When grounding is active, the model self-labels regions as title, text, image, table, etc. Regions labelled image are automatically cropped out and appear in the Cropped Images tab. All regions get bounding boxes drawn in the Boxes tab.

See TECHNICAL.md for a full breakdown of the pipeline, including some non-obvious implementation details.

Running locally

python3 -m venv .venv
source .venv/bin/activate
pip install torch==2.6.0 torchvision==0.21.0 --index-url https://download.pytorch.org/whl/cu124
pip install -r requirements.txt
pip install gradio spaces markdown pymdown-extensions
python app.py

Requires a CUDA-capable GPU. The model is downloaded from HuggingFace on first run.

Secrets (Spaces + local)

For Hugging Face Spaces, store tokens in Space Settings -> Variables and secrets. Use HF_TOKEN as the secret name.

For local workflows:

cp .env.example .env
# edit .env and set HF_TOKEN=...
set -a; source .env; set +a

HF_TOKEN is ignored by git via .gitignore.
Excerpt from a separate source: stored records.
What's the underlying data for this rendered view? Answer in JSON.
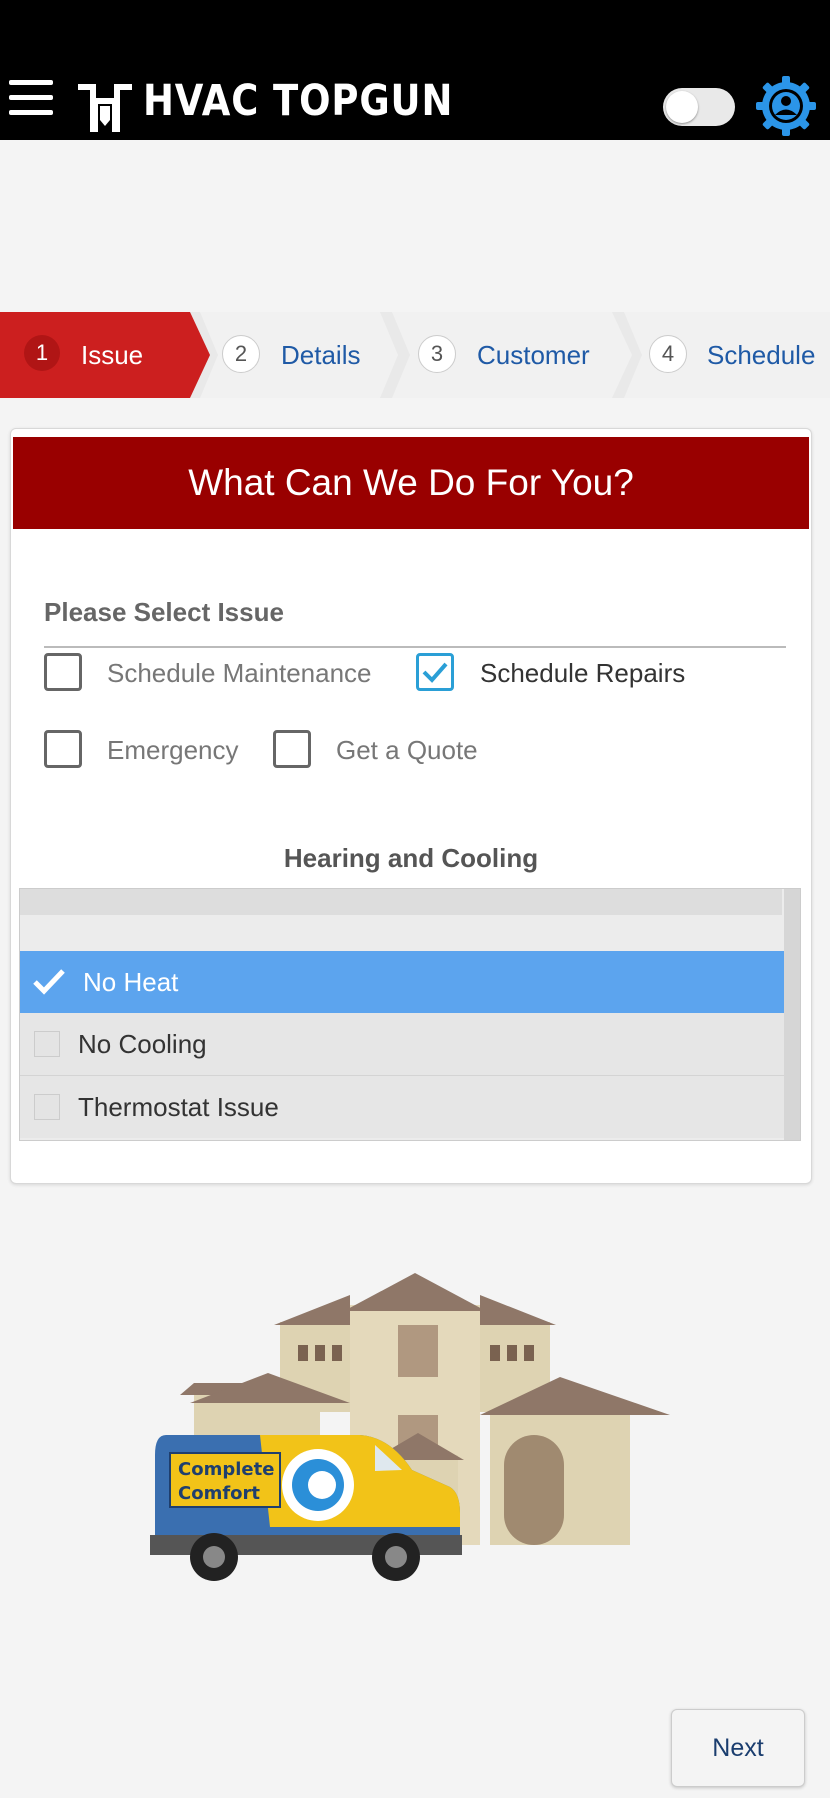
{
  "app": {
    "title": "HVAC TOPGUN"
  },
  "steps": [
    {
      "num": "1",
      "label": "Issue",
      "active": true
    },
    {
      "num": "2",
      "label": "Details",
      "active": false
    },
    {
      "num": "3",
      "label": "Customer",
      "active": false
    },
    {
      "num": "4",
      "label": "Schedule",
      "active": false
    }
  ],
  "card": {
    "title": "What Can We Do For You?",
    "select_label": "Please Select Issue",
    "options": [
      {
        "label": "Schedule Maintenance",
        "checked": false
      },
      {
        "label": "Schedule Repairs",
        "checked": true
      },
      {
        "label": "Emergency",
        "checked": false
      },
      {
        "label": "Get a Quote",
        "checked": false
      }
    ],
    "category_heading": "Hearing and Cooling",
    "list": [
      {
        "label": "No Heat",
        "selected": true
      },
      {
        "label": "No Cooling",
        "selected": false
      },
      {
        "label": "Thermostat Issue",
        "selected": false
      }
    ]
  },
  "illustration": {
    "van_logo_line1": "Complete",
    "van_logo_line2": "Comfort"
  },
  "footer": {
    "next_label": "Next"
  },
  "colors": {
    "accent_red": "#990000",
    "step_red": "#cc1f1f",
    "select_blue": "#5ca4ee",
    "check_blue": "#2a9fd6"
  }
}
To stream Space logs with token-based auth:

./scripts/fetch_space_logs.sh ricklon/DeepSeek-OCR-2-Math run
./scripts/fetch_space_logs.sh ricklon/DeepSeek-OCR-2-Math build

TODO / Backlog

  • Add a LaTeX lint/correction pipeline for OCR output:
    • Detect malformed math with chktex (or equivalent).
    • Normalize equivalent expressions (for example ^2 vs ^{2}) before display/export.
    • Apply safe auto-fixes for common OCR-LaTeX artifacts.